Fair warning, this might cause a little bit of stress. Your significant other will have to make serious cuts among friends and relatives. All those plus-ones and cousins will be reconsidered. This is exactly what you want, but the fallout can be toxic. The smart thing to do is make up an excuse to leave town. Just say, “It’s a work thing.” The best thing for your relationship in the long-run is to lie about imaginary people being invited and then leave town under auspicious circumstances.
Inviting 30 people who can’t attend will force the other person’s hand. If you were to cut people from your own list, then that’d give the other person room to grow. You can’t do that. You have to play offense. You always have to be on the attack. You need to invade their territory and hold ground to the last man.
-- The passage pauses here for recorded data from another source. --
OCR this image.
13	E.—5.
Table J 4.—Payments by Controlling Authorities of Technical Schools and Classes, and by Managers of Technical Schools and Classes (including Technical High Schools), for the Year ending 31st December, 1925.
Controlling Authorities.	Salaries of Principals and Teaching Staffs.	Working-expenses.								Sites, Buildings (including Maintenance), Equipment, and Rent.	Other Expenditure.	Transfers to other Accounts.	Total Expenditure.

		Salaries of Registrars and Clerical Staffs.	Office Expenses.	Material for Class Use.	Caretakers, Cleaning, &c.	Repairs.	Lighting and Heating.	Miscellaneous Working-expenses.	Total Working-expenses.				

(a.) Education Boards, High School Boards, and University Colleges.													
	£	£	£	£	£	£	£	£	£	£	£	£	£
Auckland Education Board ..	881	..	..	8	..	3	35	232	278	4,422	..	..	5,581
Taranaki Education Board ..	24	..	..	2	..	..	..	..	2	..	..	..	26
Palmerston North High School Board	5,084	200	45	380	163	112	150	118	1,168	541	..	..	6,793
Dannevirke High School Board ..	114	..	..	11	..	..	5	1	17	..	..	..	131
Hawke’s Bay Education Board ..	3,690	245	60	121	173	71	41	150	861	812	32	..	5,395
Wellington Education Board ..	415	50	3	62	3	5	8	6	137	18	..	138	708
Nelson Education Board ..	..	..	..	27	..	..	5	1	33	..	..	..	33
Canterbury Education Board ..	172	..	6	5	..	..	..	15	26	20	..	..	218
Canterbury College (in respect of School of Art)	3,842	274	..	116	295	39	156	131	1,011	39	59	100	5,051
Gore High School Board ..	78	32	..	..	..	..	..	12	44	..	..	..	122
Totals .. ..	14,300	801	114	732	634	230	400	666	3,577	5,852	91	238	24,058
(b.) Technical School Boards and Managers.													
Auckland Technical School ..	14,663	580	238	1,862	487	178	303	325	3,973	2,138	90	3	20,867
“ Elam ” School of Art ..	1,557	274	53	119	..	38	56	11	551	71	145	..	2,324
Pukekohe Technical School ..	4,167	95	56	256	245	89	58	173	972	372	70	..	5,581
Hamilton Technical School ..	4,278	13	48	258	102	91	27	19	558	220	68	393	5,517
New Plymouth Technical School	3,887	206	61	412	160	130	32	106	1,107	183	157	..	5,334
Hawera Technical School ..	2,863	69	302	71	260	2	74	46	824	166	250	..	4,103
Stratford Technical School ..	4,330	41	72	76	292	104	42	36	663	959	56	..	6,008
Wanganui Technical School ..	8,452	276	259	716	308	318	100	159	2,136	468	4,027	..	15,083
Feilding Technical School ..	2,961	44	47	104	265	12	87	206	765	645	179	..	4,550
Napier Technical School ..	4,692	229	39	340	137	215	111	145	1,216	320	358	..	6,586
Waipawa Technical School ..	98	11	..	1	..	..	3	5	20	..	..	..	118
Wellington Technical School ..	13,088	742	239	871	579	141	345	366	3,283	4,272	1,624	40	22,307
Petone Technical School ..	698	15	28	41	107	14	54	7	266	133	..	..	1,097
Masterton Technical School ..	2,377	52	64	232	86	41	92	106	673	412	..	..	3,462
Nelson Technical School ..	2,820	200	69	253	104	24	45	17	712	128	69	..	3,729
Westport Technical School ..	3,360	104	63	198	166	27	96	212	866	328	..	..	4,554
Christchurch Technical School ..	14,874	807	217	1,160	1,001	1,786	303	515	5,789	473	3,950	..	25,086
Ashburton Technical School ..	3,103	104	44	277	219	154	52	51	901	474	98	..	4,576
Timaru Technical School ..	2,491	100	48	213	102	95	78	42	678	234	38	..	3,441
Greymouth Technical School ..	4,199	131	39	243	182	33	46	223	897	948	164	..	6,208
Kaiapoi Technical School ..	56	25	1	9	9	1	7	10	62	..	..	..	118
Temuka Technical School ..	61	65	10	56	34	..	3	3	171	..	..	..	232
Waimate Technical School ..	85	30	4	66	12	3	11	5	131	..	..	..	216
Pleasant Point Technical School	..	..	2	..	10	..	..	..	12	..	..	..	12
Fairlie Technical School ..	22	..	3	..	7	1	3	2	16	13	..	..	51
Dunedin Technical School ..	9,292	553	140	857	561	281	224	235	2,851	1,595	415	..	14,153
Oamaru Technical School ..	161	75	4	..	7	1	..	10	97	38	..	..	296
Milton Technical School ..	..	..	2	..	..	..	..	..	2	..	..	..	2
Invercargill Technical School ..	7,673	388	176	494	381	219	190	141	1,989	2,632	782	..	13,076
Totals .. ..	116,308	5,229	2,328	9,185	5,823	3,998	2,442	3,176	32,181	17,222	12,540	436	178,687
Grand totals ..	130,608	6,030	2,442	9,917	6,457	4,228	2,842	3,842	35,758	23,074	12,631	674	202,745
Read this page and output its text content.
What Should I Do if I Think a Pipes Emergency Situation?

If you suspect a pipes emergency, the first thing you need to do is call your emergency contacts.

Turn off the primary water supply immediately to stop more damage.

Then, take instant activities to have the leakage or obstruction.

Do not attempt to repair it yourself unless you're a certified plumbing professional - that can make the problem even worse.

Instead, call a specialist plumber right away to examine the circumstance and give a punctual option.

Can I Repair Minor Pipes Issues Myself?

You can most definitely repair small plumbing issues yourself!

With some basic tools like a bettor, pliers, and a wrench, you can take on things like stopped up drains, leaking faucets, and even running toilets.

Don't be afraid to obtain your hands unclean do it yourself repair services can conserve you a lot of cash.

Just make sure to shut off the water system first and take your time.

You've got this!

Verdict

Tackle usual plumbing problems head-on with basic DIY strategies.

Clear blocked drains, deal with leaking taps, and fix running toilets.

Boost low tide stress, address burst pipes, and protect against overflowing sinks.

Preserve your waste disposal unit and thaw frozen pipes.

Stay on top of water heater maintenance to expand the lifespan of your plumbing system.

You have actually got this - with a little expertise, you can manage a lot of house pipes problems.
Put your future spouse on the defensive and force your partner to make difficult decisions. Whatever you do, don’t compromise. It’ll get you and your marriage nowhere.
With your partner having no other choice, they’ll be forced to reduce their list by 20-30 people as a result of your aggression. The beauty here is that your 20-30 people never existed in the first place. By inviting more people, you were able to get the small wedding you wanted in the first place.
If you play defense, you’ll have more people that you don’t want. If you strike first and invite imaginary people, the other person has to cut down. All you need to do is come up with 20-30 people who can’t make it and you’ll magically have a wedding with 60 fewer people. Most important, this is the foundation on which solid marriages are built.